An affidavit of Mr. Turner is presented in which it is stated that after the cancellation of December 30, 1891, he, believing his title perfect, entered upon the land and made preparation for extensive lumbering operations, building a dam across Cold brook at an *106expense of $3,500, building sluice ways and improving the brook to make it available for running logs at an expense of $3,000, building several camps, barns and other buildings for use in lumbering business at an expense of $5,350, building roads and bridges at an expense of $1,500 ; that these buildings and improvements are practically mseless to him except for the purpose of utilizing the timber on said premises, except that the main camp was to some extent used in aid of the lumbering operations on an adjoining tract, township 27, owned by him; that in June, 1892, after this expense was incurred, an injunction was served upon him on behalf of the State restraining him from entering on the land.
On the part of the relator an affidavit of Cyrus F. Whitney, a civil engineer, is presented in which it is in substance stated that he is familiar with the lands in question and with lumbering; that the improvements mentioned by Turner were made long before December 31, 1891, and for the purpose mainly of lumbering oil Turner’s adjoining tract, and many of the buildings are on that tract; that the cost of the buildings is largely overstated and many of them are now rotted down.
It also appears on behalf of the relator that, on the 6th of June, 1891, the People of the State recovered judgment against Turner for $2,198.60. On the affirmance of this at General Term a further judgment was recovered against Turner for $72.04 May 18, 1894, and on the affirmance of this by the Court of Appeals, a further judgment of $151.75 on February 17, 1898. These judgments are shown to be unpaid. The recovery in the original judgment was for the value of logs taken by the defendant therein from the premises in question about March 1, 1887. It is not suggested by the relator that Turner has taken any other timber or had any other use of the property that should be considered on the question now before us.
The defendant, or rather Turner through the defendant, claims that, as a condition of the reversal of the determination of the Comptroller, the amount paid by him on December 31, 1891, being the sum of $9,538.21, should be restored to him. Before Turner is in a position to ask this, he should restore to the State all the rights it had under the certificate given to it on the 1890 sale so that there will be no outstanding claim against the State or the property by *107reason of the transfer of that certificate or any conveyance that may have been given thereunder.
Such restoration being made, Turner then would be in a position to ask that the money that he paid December 31,1891, be paid back to him upon the reversal of the Comptroller’s determination.

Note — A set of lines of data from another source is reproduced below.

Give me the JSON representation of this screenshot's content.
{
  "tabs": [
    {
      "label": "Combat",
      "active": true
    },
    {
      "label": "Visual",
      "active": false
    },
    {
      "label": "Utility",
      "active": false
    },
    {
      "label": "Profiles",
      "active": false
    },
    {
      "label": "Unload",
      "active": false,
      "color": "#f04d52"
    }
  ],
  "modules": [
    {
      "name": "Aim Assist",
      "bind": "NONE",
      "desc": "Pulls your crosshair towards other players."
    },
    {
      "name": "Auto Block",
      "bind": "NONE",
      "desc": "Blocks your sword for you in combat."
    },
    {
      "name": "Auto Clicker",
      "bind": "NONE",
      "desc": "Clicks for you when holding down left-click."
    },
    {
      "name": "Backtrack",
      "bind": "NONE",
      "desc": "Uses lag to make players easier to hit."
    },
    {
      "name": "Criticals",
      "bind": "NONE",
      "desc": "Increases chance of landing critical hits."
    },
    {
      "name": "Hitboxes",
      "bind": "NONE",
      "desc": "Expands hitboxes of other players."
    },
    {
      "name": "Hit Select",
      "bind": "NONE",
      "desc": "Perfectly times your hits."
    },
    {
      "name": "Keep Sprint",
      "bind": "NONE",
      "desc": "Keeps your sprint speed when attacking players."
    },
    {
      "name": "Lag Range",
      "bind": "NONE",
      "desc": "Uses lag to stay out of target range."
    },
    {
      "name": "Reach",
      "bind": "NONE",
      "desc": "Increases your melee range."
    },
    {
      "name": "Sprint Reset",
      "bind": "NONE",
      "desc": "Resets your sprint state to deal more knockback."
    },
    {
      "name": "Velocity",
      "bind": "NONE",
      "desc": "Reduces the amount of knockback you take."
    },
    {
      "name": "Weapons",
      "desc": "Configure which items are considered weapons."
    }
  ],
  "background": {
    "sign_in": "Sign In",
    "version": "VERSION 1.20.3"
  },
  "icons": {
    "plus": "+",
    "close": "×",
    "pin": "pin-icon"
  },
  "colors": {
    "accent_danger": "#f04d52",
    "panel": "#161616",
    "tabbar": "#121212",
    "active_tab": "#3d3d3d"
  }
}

It is also claimed on behalf of Turner that he should be reimbursed for his expenses for improvements, as stated in his affidavit. This is on the theory that he made the expenses after December 31, 1891, in the belief that his title was perfect. It is denied that they were made after that date. If made at the time he says, he knew then that it had been determined in an action at law against him by the State that he had no title, and it can hardly be said that, under the circumstances appearing in the case, he had a right to suppose that the relator would acquiesce in the action of the Comptroller upon December 30, 1891. Beyond this it is quite apparent from the affidavit of Mr. Turner himself that the improvements described by him were and are of no benefit or use to the relator or the State for the purposes of its forest preserve, but, on the contrary, detrimental to it. The State has received nothing by reason of such expenses. I fail to see any good reason for our considering those expenses upon the subject of restitution.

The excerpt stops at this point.